Vincenzo Balzano’s (Revenge: The Secret Origin of Emily Thorne) beautiful art has the confident digital brushstrokes of the finest concept art. On numerous occasions his work reminded me of such video games as Shadow of the Colossus, Ico, Brothers: A Tale of Two Sons and Journey; recent fantasy games that have placed a focus on fanciful and emotionally-drenched landscapes and left such storytelling conventions as names, characterisation and backstory to the player’s imagination.

The Cloud
The Cloud is a comic and not a video game, yes I’m aware of that. Nevertheless, Zachopoulos and Balzano have cited Ico as an influence on the book, as well as Miyazaki’s works and The Neverending Story. Similarly, the story is at its best when its narrative is at its purest. Balzano’s art, full of furious reds and yellows and making brave use of empty space, encouraged the reader to fill in the blanks themselves. The Cloud is intricate in places and hazy and undefined in others; too abstract to be plausible yet always magnificent in its scope. It doesn’t matter why the boy (yes, that’s his name) soars the skies atop a winged wolf, all we need to know is that it is simply so.

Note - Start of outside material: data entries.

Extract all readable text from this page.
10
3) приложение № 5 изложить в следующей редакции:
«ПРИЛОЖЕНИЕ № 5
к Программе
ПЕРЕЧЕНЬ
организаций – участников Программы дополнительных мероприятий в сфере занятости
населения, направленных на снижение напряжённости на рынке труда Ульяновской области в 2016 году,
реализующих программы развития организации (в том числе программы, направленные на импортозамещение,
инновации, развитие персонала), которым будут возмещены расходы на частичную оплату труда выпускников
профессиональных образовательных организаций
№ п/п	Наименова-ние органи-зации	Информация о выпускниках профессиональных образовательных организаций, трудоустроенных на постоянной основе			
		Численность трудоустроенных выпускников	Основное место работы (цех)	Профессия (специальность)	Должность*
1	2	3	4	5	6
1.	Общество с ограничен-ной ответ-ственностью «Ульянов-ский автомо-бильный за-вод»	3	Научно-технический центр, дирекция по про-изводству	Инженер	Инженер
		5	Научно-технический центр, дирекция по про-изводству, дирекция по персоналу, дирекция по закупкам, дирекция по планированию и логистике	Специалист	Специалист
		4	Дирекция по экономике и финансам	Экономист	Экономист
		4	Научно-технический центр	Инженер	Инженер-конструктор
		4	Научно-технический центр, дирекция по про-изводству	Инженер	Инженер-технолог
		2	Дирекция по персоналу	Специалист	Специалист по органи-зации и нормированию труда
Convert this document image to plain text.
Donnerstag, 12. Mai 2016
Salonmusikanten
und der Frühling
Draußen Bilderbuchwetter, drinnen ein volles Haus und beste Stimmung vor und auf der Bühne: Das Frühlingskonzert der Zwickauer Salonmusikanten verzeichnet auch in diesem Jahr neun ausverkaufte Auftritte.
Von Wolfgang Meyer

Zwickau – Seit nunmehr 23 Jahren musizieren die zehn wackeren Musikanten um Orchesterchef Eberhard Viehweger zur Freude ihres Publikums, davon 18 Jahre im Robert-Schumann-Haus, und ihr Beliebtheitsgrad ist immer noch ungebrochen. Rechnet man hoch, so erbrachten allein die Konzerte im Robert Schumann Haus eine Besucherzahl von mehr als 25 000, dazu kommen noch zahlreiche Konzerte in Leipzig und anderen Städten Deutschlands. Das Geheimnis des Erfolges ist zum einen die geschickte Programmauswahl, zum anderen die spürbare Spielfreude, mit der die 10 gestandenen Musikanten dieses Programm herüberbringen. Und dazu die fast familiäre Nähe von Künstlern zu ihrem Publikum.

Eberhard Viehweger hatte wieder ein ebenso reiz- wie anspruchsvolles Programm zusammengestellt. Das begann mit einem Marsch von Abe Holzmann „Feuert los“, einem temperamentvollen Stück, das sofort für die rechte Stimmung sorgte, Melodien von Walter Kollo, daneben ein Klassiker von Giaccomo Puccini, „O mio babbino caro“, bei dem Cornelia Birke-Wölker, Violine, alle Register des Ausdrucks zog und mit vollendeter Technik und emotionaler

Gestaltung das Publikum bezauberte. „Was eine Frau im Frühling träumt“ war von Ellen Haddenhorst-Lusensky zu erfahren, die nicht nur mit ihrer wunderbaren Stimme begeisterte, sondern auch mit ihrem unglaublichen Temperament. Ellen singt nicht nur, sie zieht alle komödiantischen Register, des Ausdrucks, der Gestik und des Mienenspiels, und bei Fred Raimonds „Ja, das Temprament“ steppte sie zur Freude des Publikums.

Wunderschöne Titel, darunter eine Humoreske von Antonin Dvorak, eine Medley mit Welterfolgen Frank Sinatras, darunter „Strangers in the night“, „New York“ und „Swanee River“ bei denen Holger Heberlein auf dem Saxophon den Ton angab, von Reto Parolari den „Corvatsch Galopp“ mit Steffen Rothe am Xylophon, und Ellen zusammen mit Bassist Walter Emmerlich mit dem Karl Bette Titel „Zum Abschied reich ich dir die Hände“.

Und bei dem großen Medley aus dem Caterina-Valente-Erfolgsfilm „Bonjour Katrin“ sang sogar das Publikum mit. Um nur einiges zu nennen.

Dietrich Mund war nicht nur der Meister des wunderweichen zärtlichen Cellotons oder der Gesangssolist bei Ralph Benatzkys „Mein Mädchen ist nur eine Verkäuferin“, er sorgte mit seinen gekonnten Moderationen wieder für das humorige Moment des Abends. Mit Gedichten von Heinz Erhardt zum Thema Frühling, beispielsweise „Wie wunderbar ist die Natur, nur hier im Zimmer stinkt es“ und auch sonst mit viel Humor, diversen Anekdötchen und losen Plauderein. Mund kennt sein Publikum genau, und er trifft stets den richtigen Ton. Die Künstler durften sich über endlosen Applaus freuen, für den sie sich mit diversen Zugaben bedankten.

As the story progresses, K.I. Zachopoulos (Misery City, Popgun) is intent on filling us in on his fantasy world at every step of the journey, and the various friends and enemies we encounter all elaborate further on the universe and its mysteries, frequently to a dizzying extent. But this occasional sense of exposition overload is easily forgiven when the book includes such inspired characters. A talking Easter Island head, a pod of flying dolphins, intelligent pachyderms and a Mad King dressed up as the moon are amongst the strange entities that guide the boy, his thieving lady friend and Cloud, the faithful wolfhound who narrates this tale.

Just when you think you know where The Cloud is heading, Zachopoulos’ phantasmagorical voyage plays towards an unexpected crescendo, ending on a note that is breathtakingly inspired.  Much like Archaia’s renowned Mouse Guard series, The Cloud is definitely recommend to fans of beautiful looking genre books and those rare fantasy comics that don’t tread the same tracks as Dungeons & Dragons, Lord of the Rings or Warcraft.